Uma questão da pesquisa divulgada ontem pode contribuir para clarear o caminho da análise. O Sensus quis saber por quanto tempo o entrevistado acha que o Brasil vai continuar a crescer. Quase 61% responderam que o país “não vai parar” de crescer. Uma taxa alta de otimismo, especialmente porque colhida logo depois do intenso noticiário negativo decorrente da crise financeira americana.

Quando abriu seu mandato, em 2003, Lula disse que iria trabalhar para aumentar a auto-estima nacional. Parece que conseguiu. Sob Lula, pelo menos seis em cada 10 brasileiros esbanjam otimismo em relação ao futuro do país. E, se a economia e os programas sociais são o capital presente do governo, esse otimismo é o seu grande capital futuro.

Pois eleições são invariavelmente apostas sobre isso, o futuro. Currículo é pré-requisito, mas não decide. O que amarra o voto é a capacidade de liderança, de encarnar a habilidade e a força necessárias para transformar sonhos em realidade, para alcançar dias melhores. O suadouro que Barack Obama está aplicando em Hillary Clinton deveria servir de lição a esse respeito.

Lula conseguiu transformar o brasileiro médio num otimista. Se o estado de espírito persistir, o presidente da República será o principal eleitor em 2010. Mas isso não significa que a oposição vá necessariamente caminhar para o matadouro. Se ela for inteligente, poderá tentar emplacar um discurso em que estejam conectadas as realizações positivas do governo do PT e a necessidade de renovação política, sem grandes rupturas.

Até o momento, a aposta da oposição parece residir em outros lugares. Em uma suposta superioridade gerencial e administrativa que só existe na cabeça dos marqueteiros dela. Ou na tentativa de levantar o país numa cruzada moral “contra a roubalheira”, conforme o conselho de Fernando Henrique Cardoso. Os números do Sensus são a enésima evidência de que, por aí, a oposição brasileira caminha mais uma vez para a derrota. Ainda que hoje possa saborear confortáveis — e enganadores — índices de intenção de voto.

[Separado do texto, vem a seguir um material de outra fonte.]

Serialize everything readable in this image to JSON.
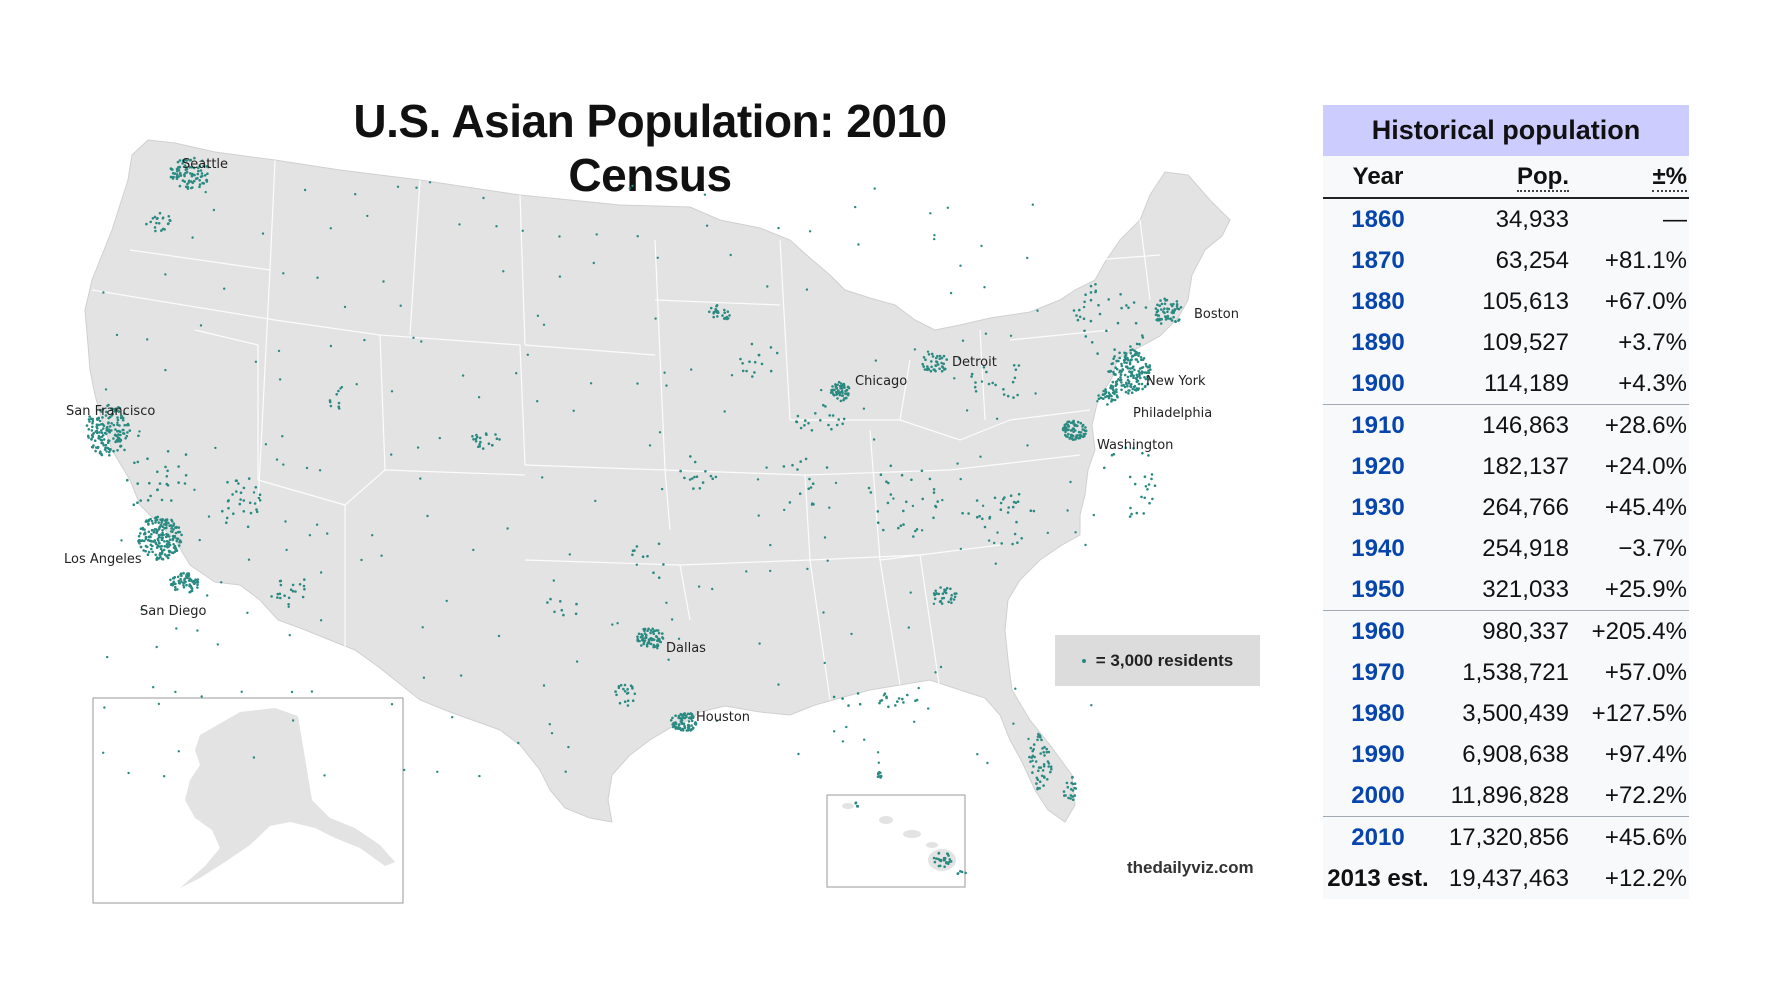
{
  "title": "U.S. Asian Population: 2010 Census",
  "legend": {
    "label": "= 3,000 residents",
    "dot_color": "#2a8a82"
  },
  "credit": "thedailyviz.com",
  "colors": {
    "land": "#e3e3e3",
    "border": "#ffffff",
    "dots": "#2a8a82",
    "table_caption_bg": "#ccccff",
    "table_bg": "#f8f9fa",
    "link": "#0645ad"
  },
  "cities": [
    "Seattle",
    "San Francisco",
    "Los Angeles",
    "San Diego",
    "Chicago",
    "Detroit",
    "Boston",
    "New York",
    "Philadelphia",
    "Washington",
    "Dallas",
    "Houston"
  ],
  "table": {
    "caption": "Historical population",
    "headers": {
      "year": "Year",
      "pop": "Pop.",
      "pct": "±%"
    },
    "rows": [
      {
        "year": "1860",
        "pop": "34,933",
        "pct": "—"
      },
      {
        "year": "1870",
        "pop": "63,254",
        "pct": "+81.1%"
      },
      {
        "year": "1880",
        "pop": "105,613",
        "pct": "+67.0%"
      },
      {
        "year": "1890",
        "pop": "109,527",
        "pct": "+3.7%"
      },
      {
        "year": "1900",
        "pop": "114,189",
        "pct": "+4.3%"
      },
      {
        "year": "1910",
        "pop": "146,863",
        "pct": "+28.6%"
      },
      {
        "year": "1920",
        "pop": "182,137",
        "pct": "+24.0%"
      },
      {
        "year": "1930",
        "pop": "264,766",
        "pct": "+45.4%"
      },
      {
        "year": "1940",
        "pop": "254,918",
        "pct": "−3.7%"
      },
      {
        "year": "1950",
        "pop": "321,033",
        "pct": "+25.9%"
      },
      {
        "year": "1960",
        "pop": "980,337",
        "pct": "+205.4%"
      },
      {
        "year": "1970",
        "pop": "1,538,721",
        "pct": "+57.0%"
      },
      {
        "year": "1980",
        "pop": "3,500,439",
        "pct": "+127.5%"
      },
      {
        "year": "1990",
        "pop": "6,908,638",
        "pct": "+97.4%"
      },
      {
        "year": "2000",
        "pop": "11,896,828",
        "pct": "+72.2%"
      },
      {
        "year": "2010",
        "pop": "17,320,856",
        "pct": "+45.6%"
      },
      {
        "year": "2013 est.",
        "pop": "19,437,463",
        "pct": "+12.2%"
      }
    ]
  }
}
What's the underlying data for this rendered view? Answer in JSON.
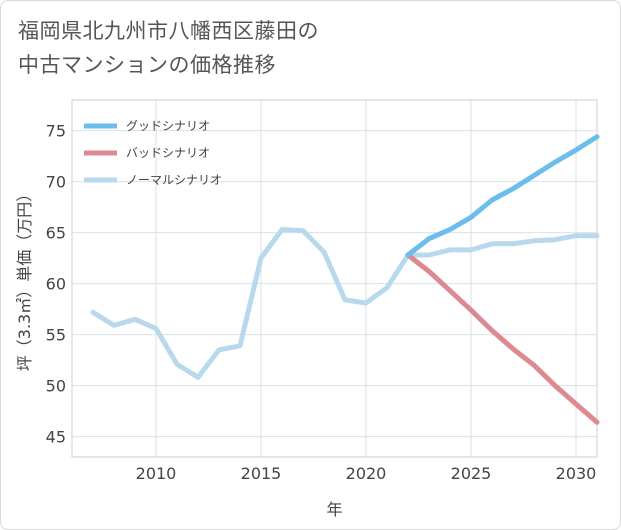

Coluna (Nas entrelinhas) publicada (19/02/2008) no Correio Braziliense.
Por Alon Feuerwerker

Rizzolo: Concordo com o Alon, não há dúvida que a imagem de Lula hoje está distanciada do PT. Ao privilegiar banqueiros, e aumentar a capacidade de renda da imensa população pobre, fez o presidente uma mistura ideal (mas pouco moral) nesse momento histórico. É inocência acreditar que a elite financeira lucrando nesse patamar vai por em risco, as espetaculares rentabilidades do setor, e os pobres que agora tem ao menos mais dinheiro no bolso e oportunidades de emprego face à situação econômica, vão descer o morro rufando seus tambores de guerra por de gastos públicos de uma ministra em free shop. Falta no momento uma consciência ética, e isso se faz com tempo, condições de vida adequadas, e educação. Caso contrário surgirão vários “Lulas” quantos for necessário, na preservação dos interesses dos poderosos em troca de algumas esmolas aos desvalidos que nada tiveram e que por pouco se tornam otimistas e gratos a quem ao menos lhes estendeu as mãos.